Such crime-movie roteness wouldn’t be such a problem with a sturdier hand at the wheel, one capable of shaping a narrative, building tension, and executing a memorable action sequence. Amorim focuses most of his attention on recreating the vivid, color-saturated look of Chad Stahelski and David Leitch’s John Wick. The film also cribs the infamous ear-cutting scene from Quentin Tarantino’s Reservoir Dogs and the eerie fog-laden ambush sequence from Okamoto Kihachi’s The Sword of Doom, but Yakuza Princess lacks the precision and elegance of any of its reference points, as Amorim’s action sequences are mindless quick-cut flurries of clunky, indistinct hand-to-hand combat goosed up with ugly CGI blood splatter.

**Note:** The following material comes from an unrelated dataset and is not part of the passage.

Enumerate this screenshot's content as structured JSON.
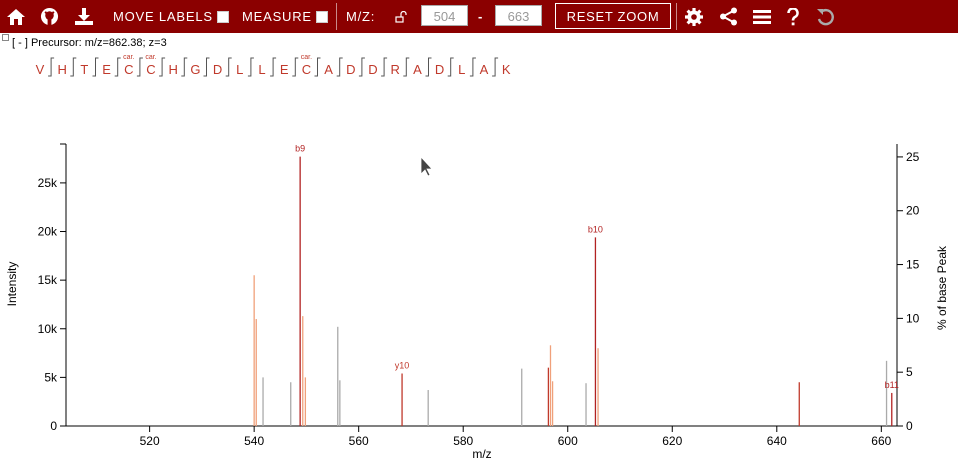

But these fight scenes, however graceless they may be, at least offer some relief from the monotonous plodding of the narrative. Full of directionless passages that seem to be leading to some grand revelation or rousing confrontation that never arrives, the screenplay has a way of setting up intriguing plot elements it never follows through on. Take, for example, the revelation that the katana in Shiro’s possession is infused with the souls of the people that it’s slain—a mystical portent that Yakuza Princess has no idea what to do with.

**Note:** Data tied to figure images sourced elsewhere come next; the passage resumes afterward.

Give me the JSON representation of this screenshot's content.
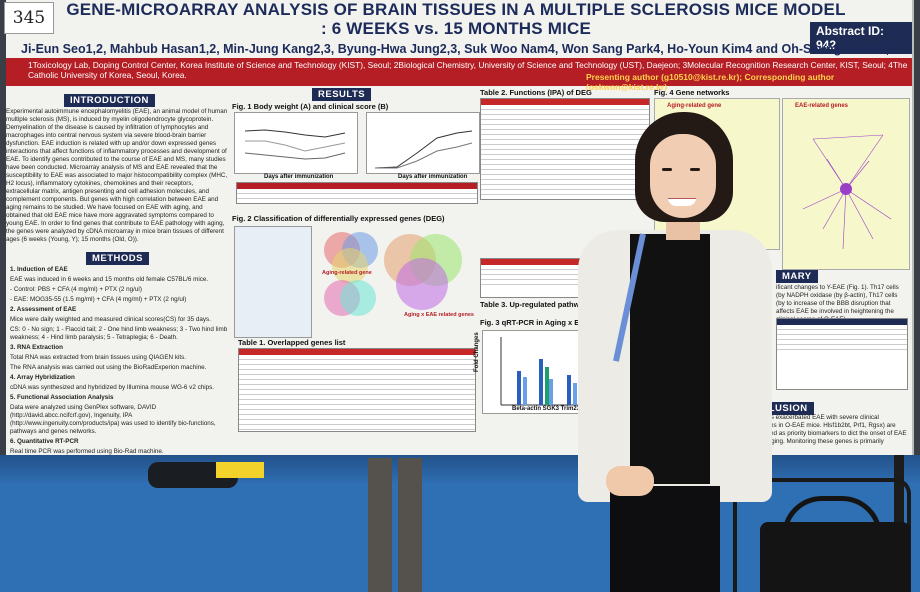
{
  "poster": {
    "number": "345",
    "title_line1": "GENE-MICROARRAY ANALYSIS OF BRAIN TISSUES IN A MULTIPLE SCLEROSIS MICE MODEL",
    "title_line2": ": 6 WEEKS vs. 15 MONTHS MICE",
    "abstract_id": "Abstract ID: 942",
    "authors": "Ji-Eun Seo1,2, Mahbub Hasan1,2, Min-Jung Kang2,3, Byung-Hwa Jung2,3, Suk Woo Nam4, Won Sang Park4, Ho-Youn Kim4 and Oh-Seung Kwon1,2*",
    "affiliations": "1Toxicology Lab, Doping Control Center, Korea Institute of Science and Technology (KIST), Seoul; 2Biological Chemistry, University of Science and Technology (UST), Daejeon; 3Molecular Recognition Research Center, KIST, Seoul; 4The Catholic University of Korea, Seoul, Korea.",
    "presenter": "Presenting author (g10510@kist.re.kr); Corresponding author (oskwon@kist.re.kr)",
    "sections": {
      "introduction": "INTRODUCTION",
      "methods": "METHODS",
      "results": "RESULTS",
      "summary": "MARY",
      "conclusion": "NCLUSION"
    },
    "intro_text": "Experimental autoimmune encephalomyelitis (EAE), an animal model of human multiple sclerosis (MS), is induced by myelin oligodendrocyte glycoprotein. Demyelination of the disease is caused by infiltration of lymphocytes and macrophages into central nervous system via severe blood-brain barrier dysfunction. EAE induction is related with up and/or down expressed genes interactions that affect functions of inflammatory processes and development of EAE. To identify genes contributed to the course of EAE and MS, many studies have been conducted. Microarray analysis of MS and EAE revealed that the susceptibility to EAE was associated to major histocompatibility complex (MHC, H2 locus), inflammatory cytokines, chemokines and their receptors, extracellular matrix, antigen presenting and cell adhesion molecules, and complement components. But genes with high correlation between EAE and aging remains to be studied. We have focused on EAE with aging, and obtained that old EAE mice have more aggravated symptoms compared to young EAE. In order to find genes that contribute to EAE pathology with aging, the genes were analyzed by cDNA microarray in mice brain tissues of different ages (6 weeks (Young, Y); 15 months (Old, O)).",
    "methods": [
      "1. Induction of EAE",
      "EAE was induced in 6 weeks and 15 months old female C57BL/6 mice.",
      "- Control: PBS + CFA (4 mg/ml) + PTX (2 ng/ul)",
      "- EAE: MOG35-55 (1.5 mg/ml) + CFA (4 mg/ml) + PTX (2 ng/ul)",
      "2. Assessment of EAE",
      "Mice were daily weighted and measured clinical scores(CS) for 35 days.",
      "CS: 0 - No sign; 1 - Flaccid tail; 2 - One hind limb weakness; 3 - Two hind limb weakness; 4 - Hind limb paralysis; 5 - Tetraplegia; 6 - Death.",
      "3. RNA Extraction",
      "Total RNA was extracted from brain tissues using QIAGEN kits.",
      "The RNA analysis was carried out using the BioRadExperion machine.",
      "4. Array Hybridization",
      "cDNA was synthesized and hybridized by Illumina mouse WG-6 v2 chips.",
      "5. Functional Association Analysis",
      "Data were analyzed using GenPlex software, DAVID (http://david.abcc.ncifcrf.gov), Ingenuity, IPA (http://www.ingenuity.com/products/ipa) was used to identify bio-functions, pathways and genes networks.",
      "6. Quantitative RT-PCR",
      "Real time PCR was performed using Bio-Rad machine."
    ],
    "figures": {
      "fig1": "Fig. 1  Body weight (A) and clinical score (B)",
      "fig2": "Fig. 2  Classification of differentially expressed genes (DEG)",
      "table1": "Table 1. Overlapped genes list",
      "table2": "Table 2. Functions (IPA) of DEG",
      "table3": "Table 3. Up-regulated pathways (DAVID) of DEG",
      "fig3": "Fig. 3  qRT-PCR in Aging x EAE related gen",
      "fig4": "Fig. 4  Gene networks",
      "net1": "Aging-related gene",
      "net2": "EAE-related genes",
      "xaxis1": "Days after immunization",
      "xaxis2": "Days after immunization",
      "venn1": "Aging-related gene",
      "venn2": "Aging x EAE related genes",
      "qpcr_x": "Beta-actin  SGK3  Trim23  Trim33",
      "qpcr_y": "Fold Changes"
    },
    "summary_text": "ificant changes to Y-EAE (Fig. 1). Th17 cells (by NADPH oxidase (by β-actin), Th17 cells (by to increase of the BBB disruption that affects EAE be involved in heightening the clinical scores of O-EAE).",
    "conclusion_text": "ed genes exacerbated EAE with severe clinical symptoms in O-EAE mice. Hlsf1b2bt, Prf1, Rgsx) are suggested as priority biomarkers to dict the onset of EAE and/or aging. Monitoring these genes is primarily",
    "colors": {
      "navy": "#1d2b55",
      "red_bar": "#b51e25",
      "floor": "#2f6fb4"
    }
  }
}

Even more disappointingly, the film establishes a striking setting and then essentially ignores everything that makes it so unique. Yakuza Princess is set within São Paulo’s Liberdade neighborhood, home to the world’s largest ethnic Japanese population outside of Japan, which could have allowed for an exploration of the area’s fascinating cross-cultural pollination. But outside of a few evocative nighttime shots of street markets, Yakuza Princess reduces this distinctive milieu to a cliché, indistinguishable from the neon-soaked underworld environments of countless other crime pictures. And that’s the problem with the film in a nutshell: It doesn’t mash up styles, storylines, languages, and cultures so much as it emulsifies them, rendering everything it touches into a formless, flavorless sludge.